Editorial: Suicide happens. Pretending doesn’t prevent it.
Sometimes people just don’t know what to say when someone dies. It can be even more challenging when the death was a suicide.
News agencies are no different.
We want to be honest and frank about a serious incident. We want to be kind and compassionate about a profound loss. We want to be responsible and proactive about a public problem.
And that is a twisted game of rock, paper, scissors where someone is going to lose.
So sometimes an organization will decide the best path is not to play the game. Unless a suicide involves someone well-known or an unavoidable event, many choose to err on the side of treating it as a private issue and just staying silent. Families often appreciate that.
That made it surprising when Michelle Gibb didn’t keep quiet about her pain.
“Julia Allison Zamora Bond, 18, of Natrona Heights, passed away Sunday, July 21, 2019, at home, after taking her own life.”
It was right there, in the first line of Gibb’s daughter’s obituary.
“I feel strongly that we have to stop making this something to be hidden from,” Gibb told the Tribune-Review.
Suicide is a serious public health problem. The number of people choosing to end their lives has been on the rise for 20 years. According to the American Foundation for Suicide Prevention, it comes in at No. 11 for cause of death in Pennsylvania. If you’re between the ages of 15 and 34, like Julia Bond, it’s No. 2.
That’s terrifying. And it’s all the scarier that society tries to address it without mentioning it.
If someone dies in a car crash, no one pretends it was something else. If they are killed by cancer, there is no attempt to euphemize it.
Why should mental health be any different?
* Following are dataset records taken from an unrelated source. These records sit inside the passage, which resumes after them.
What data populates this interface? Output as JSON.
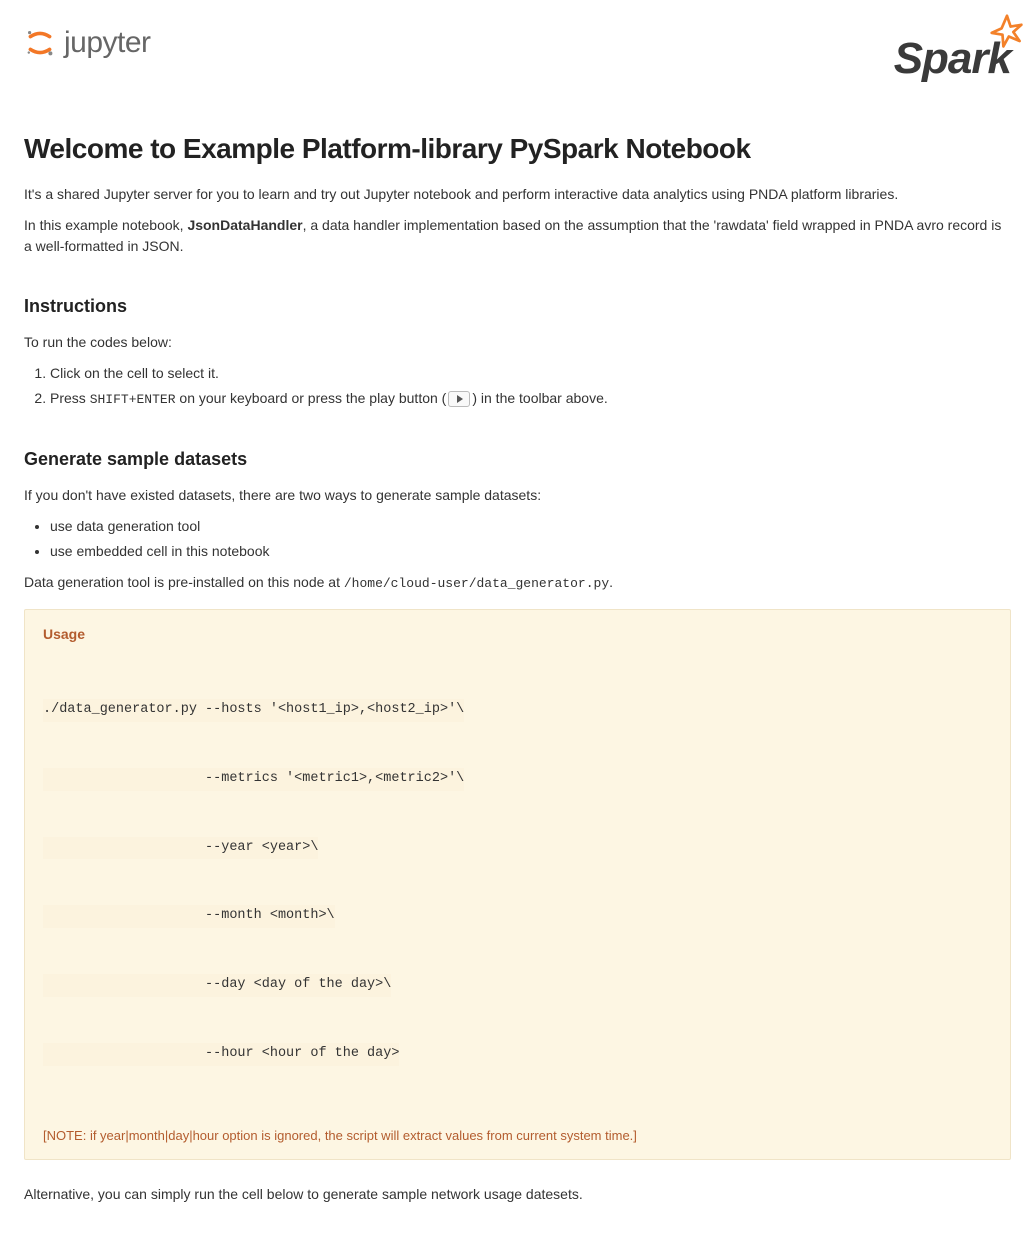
{
  "header": {
    "jupyter_text": "jupyter",
    "spark_text": "Spark"
  },
  "content": {
    "title": "Welcome to Example Platform-library PySpark Notebook",
    "intro1_pre": "It's a shared Jupyter server for you to learn and try out Jupyter notebook and perform interactive data analytics using PNDA platform libraries.",
    "intro2_pre": "In this example notebook, ",
    "intro2_strong": "JsonDataHandler",
    "intro2_post": ", a data handler implementation based on the assumption that the 'rawdata' field wrapped in PNDA avro record is a well-formatted in JSON.",
    "instructions_heading": "Instructions",
    "instructions_lead": "To run the codes below:",
    "instructions": {
      "step1": "Click on the cell to select it.",
      "step2_pre": "Press ",
      "step2_code": "SHIFT+ENTER",
      "step2_mid": " on your keyboard or press the play button (",
      "step2_post": ") in the toolbar above."
    },
    "generate_heading": "Generate sample datasets",
    "generate_lead": "If you don't have existed datasets, there are two ways to generate sample datasets:",
    "generate_items": {
      "item1": "use data generation tool",
      "item2": "use embedded cell in this notebook"
    },
    "tool_location_pre": "Data generation tool is pre-installed on this node at ",
    "tool_location_code": "/home/cloud-user/data_generator.py",
    "tool_location_post": ".",
    "usage": {
      "title": "Usage",
      "line1": "./data_generator.py --hosts '<host1_ip>,<host2_ip>'\\",
      "line2": "                    --metrics '<metric1>,<metric2>'\\",
      "line3": "                    --year <year>\\",
      "line4": "                    --month <month>\\",
      "line5": "                    --day <day of the day>\\",
      "line6": "                    --hour <hour of the day>",
      "note": "[NOTE: if year|month|day|hour option is ignored, the script will extract values from current system time.]"
    },
    "alternative_text": "Alternative, you can simply run the cell below to generate sample network usage datesets."
  }
}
Suicide is not a shameful secret to be masked by pretense. It is a side effect of so many kinds of mental or physical or emotional pain.
Just like pneumonia could be the cause of death for someone who has struggled for years with diabetes and heart problems, suicide could be the end result of years battling depression, anxiety, addiction, post-traumatic stress, chronic pain, terminal illness and more.
If our society wants to reduce suicide and see more people come through those dark places and walk in the sun again, we need to stop pretending and face our challenges honestly and without shame.
Obituaries like Bond’s and brave but grieving parents like Gibb are a start.